I tend to find most laypeople talking about HTML5 aren't too familiar with what it actually gives you, or give credit to HTML5 where older technologies are doing the heavy lifting . There is certainly a move toward replacing all those snazzy homepage flash animations with something that'll run on your iPad/phone/pod but by and large that tends to be just plain ole HTML and Javascript. It's neat but it's not new - it's just in vogue now is all.
The hoopla around HTML5 centres on the <canvas> and <video> tags (and to a lesser extent <audio>). There are of course a sack of other tags but nothing that gets end users hot and bothered. Both the media tags have sketchy browser support (different implementations in Android/IOS) and require different codecs depending on what browser you're using. Canvas is somewhat more exciting (for me at least) but again it has its own cross-browser headaches.
From a developer perspective it's a step backward into the dark ages of sketchy browser support - even if you're sticking inside the mobile spectrum. The nicest thing about Flash is that by and large it "just works" on any platform that'll run it. After that it's just performance tuning.
Like CSS3 and CSS2 before it, the kinks, to some extent at least, get ironed out over time and browser updates.

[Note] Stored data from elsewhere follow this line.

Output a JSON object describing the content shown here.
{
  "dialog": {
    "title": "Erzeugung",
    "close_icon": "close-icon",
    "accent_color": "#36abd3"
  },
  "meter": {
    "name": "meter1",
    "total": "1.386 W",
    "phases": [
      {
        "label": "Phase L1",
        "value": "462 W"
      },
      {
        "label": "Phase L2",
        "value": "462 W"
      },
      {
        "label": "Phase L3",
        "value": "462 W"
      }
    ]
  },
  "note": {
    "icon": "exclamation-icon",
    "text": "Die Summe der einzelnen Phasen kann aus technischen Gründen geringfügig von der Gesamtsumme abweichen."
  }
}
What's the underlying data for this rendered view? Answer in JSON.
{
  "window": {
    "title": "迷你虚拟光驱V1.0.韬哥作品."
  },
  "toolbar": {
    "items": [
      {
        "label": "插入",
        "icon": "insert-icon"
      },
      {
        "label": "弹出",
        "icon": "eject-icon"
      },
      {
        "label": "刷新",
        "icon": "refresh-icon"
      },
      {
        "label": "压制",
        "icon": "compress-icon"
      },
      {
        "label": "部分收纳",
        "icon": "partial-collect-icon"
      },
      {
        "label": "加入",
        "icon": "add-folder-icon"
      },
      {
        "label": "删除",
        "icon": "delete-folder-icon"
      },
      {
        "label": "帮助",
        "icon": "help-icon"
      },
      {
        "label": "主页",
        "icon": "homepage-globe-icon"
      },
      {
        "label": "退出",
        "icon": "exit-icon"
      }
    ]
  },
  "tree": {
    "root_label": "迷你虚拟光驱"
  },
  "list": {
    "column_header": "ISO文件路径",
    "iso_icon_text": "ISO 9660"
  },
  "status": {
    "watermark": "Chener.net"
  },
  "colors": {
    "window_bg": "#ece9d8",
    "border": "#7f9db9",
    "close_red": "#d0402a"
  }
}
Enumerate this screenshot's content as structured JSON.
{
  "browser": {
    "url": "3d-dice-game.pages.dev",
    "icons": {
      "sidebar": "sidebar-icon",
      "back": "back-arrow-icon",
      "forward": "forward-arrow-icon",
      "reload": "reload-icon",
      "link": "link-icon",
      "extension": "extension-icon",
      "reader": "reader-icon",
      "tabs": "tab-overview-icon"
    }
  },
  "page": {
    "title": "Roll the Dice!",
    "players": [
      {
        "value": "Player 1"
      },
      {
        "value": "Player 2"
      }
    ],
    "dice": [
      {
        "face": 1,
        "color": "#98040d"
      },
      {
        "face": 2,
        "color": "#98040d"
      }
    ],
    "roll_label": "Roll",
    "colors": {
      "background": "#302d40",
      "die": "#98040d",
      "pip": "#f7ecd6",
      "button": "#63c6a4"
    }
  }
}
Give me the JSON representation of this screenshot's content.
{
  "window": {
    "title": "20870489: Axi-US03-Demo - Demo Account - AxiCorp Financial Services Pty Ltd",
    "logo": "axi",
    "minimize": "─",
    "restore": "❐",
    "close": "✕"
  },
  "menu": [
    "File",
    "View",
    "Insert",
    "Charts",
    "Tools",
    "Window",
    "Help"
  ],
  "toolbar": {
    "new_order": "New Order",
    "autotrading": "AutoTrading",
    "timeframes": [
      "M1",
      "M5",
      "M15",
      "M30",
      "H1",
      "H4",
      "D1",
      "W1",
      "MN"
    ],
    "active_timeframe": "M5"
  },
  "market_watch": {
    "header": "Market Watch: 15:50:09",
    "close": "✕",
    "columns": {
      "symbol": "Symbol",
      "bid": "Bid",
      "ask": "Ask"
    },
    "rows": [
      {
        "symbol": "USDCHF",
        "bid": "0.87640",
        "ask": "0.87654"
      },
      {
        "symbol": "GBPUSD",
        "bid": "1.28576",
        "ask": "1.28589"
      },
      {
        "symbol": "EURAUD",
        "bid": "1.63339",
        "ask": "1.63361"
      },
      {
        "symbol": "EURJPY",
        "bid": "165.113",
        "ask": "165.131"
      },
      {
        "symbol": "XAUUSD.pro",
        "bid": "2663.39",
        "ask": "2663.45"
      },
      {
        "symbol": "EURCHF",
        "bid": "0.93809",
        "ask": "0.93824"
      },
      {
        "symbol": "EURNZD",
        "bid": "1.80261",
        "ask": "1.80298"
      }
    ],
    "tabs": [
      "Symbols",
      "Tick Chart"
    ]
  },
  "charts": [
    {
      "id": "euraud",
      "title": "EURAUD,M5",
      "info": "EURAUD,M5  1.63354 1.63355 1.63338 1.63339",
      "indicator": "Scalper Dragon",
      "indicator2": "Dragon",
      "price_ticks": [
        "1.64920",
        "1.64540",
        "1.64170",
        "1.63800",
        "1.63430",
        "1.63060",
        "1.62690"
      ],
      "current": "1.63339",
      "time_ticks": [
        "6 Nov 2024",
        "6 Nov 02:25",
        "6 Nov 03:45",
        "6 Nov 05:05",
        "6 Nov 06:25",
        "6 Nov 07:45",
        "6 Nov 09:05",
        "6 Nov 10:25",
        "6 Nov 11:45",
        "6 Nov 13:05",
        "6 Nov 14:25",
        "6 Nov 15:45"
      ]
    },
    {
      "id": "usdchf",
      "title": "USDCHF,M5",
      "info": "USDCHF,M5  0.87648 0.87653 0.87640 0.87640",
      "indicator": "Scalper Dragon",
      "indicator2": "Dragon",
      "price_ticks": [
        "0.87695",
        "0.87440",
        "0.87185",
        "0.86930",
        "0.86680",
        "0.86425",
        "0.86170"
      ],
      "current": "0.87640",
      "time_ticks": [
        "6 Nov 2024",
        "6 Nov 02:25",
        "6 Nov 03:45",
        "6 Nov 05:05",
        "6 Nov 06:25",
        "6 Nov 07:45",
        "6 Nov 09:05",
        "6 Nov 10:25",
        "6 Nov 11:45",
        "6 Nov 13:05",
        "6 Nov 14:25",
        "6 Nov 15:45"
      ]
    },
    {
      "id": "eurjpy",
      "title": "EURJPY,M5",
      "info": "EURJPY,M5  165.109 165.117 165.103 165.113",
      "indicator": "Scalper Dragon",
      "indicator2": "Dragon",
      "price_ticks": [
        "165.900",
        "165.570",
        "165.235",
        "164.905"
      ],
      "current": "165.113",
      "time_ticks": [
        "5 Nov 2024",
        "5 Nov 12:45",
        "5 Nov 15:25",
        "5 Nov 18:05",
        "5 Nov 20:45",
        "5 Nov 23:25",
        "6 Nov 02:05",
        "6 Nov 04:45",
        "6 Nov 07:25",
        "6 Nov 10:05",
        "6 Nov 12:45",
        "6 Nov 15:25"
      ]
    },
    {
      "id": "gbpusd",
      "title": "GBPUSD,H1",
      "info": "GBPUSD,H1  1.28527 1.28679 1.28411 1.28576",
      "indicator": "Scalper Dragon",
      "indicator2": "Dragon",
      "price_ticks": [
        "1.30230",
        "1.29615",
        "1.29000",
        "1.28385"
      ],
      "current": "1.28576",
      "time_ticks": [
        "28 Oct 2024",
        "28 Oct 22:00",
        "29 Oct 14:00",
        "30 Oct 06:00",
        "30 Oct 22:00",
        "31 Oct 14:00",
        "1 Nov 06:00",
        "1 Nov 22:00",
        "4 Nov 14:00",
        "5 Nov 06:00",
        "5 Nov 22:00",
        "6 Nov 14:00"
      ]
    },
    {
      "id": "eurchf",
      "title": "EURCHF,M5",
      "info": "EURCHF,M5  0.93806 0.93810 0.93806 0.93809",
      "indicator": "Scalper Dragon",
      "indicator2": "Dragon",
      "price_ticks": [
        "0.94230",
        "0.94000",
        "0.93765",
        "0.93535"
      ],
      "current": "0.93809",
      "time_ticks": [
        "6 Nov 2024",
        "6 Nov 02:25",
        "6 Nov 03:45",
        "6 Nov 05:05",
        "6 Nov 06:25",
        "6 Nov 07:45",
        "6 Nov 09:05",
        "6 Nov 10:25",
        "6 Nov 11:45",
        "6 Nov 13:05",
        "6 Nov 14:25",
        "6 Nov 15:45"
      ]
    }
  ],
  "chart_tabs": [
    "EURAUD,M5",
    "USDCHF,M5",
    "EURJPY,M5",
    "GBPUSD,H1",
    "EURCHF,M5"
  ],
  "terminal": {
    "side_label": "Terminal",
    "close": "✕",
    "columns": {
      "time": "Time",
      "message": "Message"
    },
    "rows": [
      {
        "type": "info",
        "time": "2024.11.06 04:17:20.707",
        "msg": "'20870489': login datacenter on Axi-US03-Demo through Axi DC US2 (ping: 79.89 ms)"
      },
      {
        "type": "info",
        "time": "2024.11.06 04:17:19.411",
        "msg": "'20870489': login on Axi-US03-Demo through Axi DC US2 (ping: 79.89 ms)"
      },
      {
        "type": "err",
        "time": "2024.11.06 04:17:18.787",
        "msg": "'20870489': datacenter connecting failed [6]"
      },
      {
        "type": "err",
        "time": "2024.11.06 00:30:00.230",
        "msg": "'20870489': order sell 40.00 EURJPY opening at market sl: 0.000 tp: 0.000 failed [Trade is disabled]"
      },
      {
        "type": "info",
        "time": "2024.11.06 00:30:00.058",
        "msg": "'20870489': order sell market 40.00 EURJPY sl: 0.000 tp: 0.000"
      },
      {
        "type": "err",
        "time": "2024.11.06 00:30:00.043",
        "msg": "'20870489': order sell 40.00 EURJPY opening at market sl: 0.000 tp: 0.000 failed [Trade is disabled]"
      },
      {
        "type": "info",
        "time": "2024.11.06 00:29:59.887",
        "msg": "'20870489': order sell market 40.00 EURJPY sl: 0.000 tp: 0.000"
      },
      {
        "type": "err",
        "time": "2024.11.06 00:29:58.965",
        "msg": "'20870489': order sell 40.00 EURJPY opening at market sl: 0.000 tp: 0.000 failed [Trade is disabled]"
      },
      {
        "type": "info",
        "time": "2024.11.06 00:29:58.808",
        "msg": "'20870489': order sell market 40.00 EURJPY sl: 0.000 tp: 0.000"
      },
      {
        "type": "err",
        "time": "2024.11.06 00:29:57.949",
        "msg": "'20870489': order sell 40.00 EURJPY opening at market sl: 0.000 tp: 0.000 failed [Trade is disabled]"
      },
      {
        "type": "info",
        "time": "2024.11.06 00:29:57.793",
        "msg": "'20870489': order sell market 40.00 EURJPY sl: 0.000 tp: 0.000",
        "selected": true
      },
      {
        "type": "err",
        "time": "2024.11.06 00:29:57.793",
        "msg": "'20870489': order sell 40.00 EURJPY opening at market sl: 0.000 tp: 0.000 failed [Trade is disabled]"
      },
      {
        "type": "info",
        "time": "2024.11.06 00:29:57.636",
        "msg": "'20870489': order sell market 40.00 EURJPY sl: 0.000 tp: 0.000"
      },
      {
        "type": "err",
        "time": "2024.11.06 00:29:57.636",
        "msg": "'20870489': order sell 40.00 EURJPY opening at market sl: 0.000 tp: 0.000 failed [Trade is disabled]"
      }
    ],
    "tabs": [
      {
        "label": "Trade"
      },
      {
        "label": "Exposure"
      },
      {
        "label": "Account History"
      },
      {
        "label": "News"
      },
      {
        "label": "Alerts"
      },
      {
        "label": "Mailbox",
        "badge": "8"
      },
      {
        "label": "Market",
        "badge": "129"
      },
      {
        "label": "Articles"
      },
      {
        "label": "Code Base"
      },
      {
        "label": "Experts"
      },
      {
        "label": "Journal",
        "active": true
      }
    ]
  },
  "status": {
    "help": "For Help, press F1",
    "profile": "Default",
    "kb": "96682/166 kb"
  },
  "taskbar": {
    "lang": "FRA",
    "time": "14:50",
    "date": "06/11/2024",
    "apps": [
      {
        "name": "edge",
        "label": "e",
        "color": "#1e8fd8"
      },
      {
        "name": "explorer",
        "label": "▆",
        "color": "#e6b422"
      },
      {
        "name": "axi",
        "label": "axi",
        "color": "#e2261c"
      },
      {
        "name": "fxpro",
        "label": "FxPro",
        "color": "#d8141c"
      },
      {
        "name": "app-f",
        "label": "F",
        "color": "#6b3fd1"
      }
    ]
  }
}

Flash gives you cross-platform video with a single codec, and its 2D animation capabilities eclipse any current browser's canvas support (desktop or mobile). Flash 11 brought a bunch of upgraded 3D capability, and anyone who saw Adobe's jaw dropping 'molehill' demos would be hard pressed to conceive of a similar result using current native browser technologies.
I'm not a flash-for-the-sake-of-flash guy, but games are where Flash really shines, and where HTML5 really doesn't. This is largely why, I believe, Adobe has chosen not to pursue Flash for the mobile platform -- because of the existing rich app/game offering for mobile more or less obviates the need to muck about with flash-based browser games.
Funnily enough, for all its advocacy, Apple's implementation of HTML5 media is pathetically restrictive. You will play media only in the manner that Apple says you can play media. Forget, for example, playing inline video on the iphone until Apple decides otherwise. I know Android (at least earlier versions) did similar things but therein lines the issue - different vendor, different implementation. HTML5 is either a standard or it isn't. Cherry picking feature support is just annoying at best.
... so to return to the topic (at last) ... until HTML5 can do everything flash can do, why not use flash? More to the point, why not allow flash on IOS? It'll likely never happen but just because Apple says it's not a good idea doesn't make it so.